The first clause gives us the positive side of the antithesis. The defining action of the wise is that they "store up" or "lay up" knowledge. The Hebrew word here has the sense of treasuring or concealing. This is not the activity of a hoarder who gathers information for its own sake. This is the careful, deliberate work of a man building a storehouse for winter. He knows that lean times are coming, that difficult questions will arise, that temptations will assail, and that he will need reserves of wisdom to draw upon. He stores up knowledge so that when he does speak, his words have weight and value. He is like a man who saves his money in a bank, so that when he writes a check, it doesn't bounce. This storing up is a discipline. It requires humility, the admission that you don't know everything. It requires diligence, the effort to learn. And it requires patience, the refusal to speak until you have something worthwhile to say.

14b But the mouth of the ignorant fool draws ruin near.

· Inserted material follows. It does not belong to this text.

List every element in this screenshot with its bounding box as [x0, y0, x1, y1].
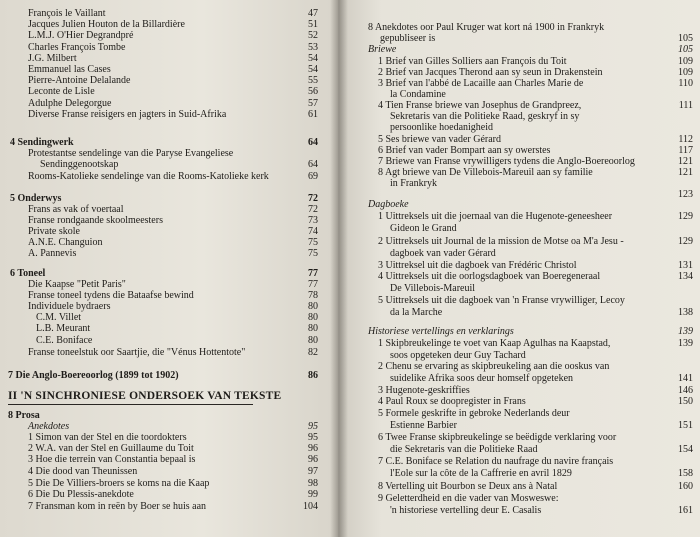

Now we see the contrast. The word for fool here is ewil, which in Proverbs often refers to a thick, complacent, and morally deficient person. His problem is not a low IQ, but a rebellious heart. And the instrument of his destruction is his own mouth. Notice the active nature of the phrase: his mouth "draws ruin near." The fool's speech is a magnet for disaster. The Hebrew for "ruin" is related to terror, dismay, and destruction. The fool, through his bragging, his slander, his lies, his gossip, his rash promises, and his sheer vacuous chatter, is actively summoning his own demise. He thinks his words are harmless, or perhaps even clever, but they are paving stones on the road to his own ruin. He is not building a treasury; he is digging a pit, and his own tongue is the shovel. Every time he opens his mouth, he is taking another scoop of dirt out of the hole he will eventually fall into. His ruin is not far off; it is "near," because his mouth is always with him, always ready to bring it closer.


Application

This proverb forces a very practical question upon us: is your life characterized by accumulation or by dissipation? Specifically, are you storing up knowledge, or are you running your mouth on empty? In our digital age, we are surrounded by the chattering of fools. Social media is a monument to the second half of this proverb. Millions of mouths are drawing ruin near, one post, one tweet, one comment at a time. The temptation for all of us is to join the cacophony, to speak before we think, to offer our un-stored opinions on every subject under the sun.

The path of wisdom is the path of quiet diligence. It means turning off the noise and opening the Book. It means recognizing that the fear of the Lord is the beginning of knowledge, and that all the treasures of wisdom are hidden in Christ (Col 2:3). Storing up knowledge, then, is not fundamentally an academic exercise; it is a devotional one. It is the discipline of filling your heart and mind with the truth of God's Word. When you do this, you are building a treasury. You are stocking the pantry of your soul.

Then, when you are called upon to speak, you will have something to offer. Your words will be like choice silver, not the clanging of a fool's cymbal. You will be a source of life and healing, not an agent of ruin. So, the application is simple. Talk less. Read more. Listen more. Pray more. Store up the knowledge of God in your heart, and trust that He will give you the words to speak when the time is right. Be a wise man who builds, not a fool who demolishes himself with his own lips.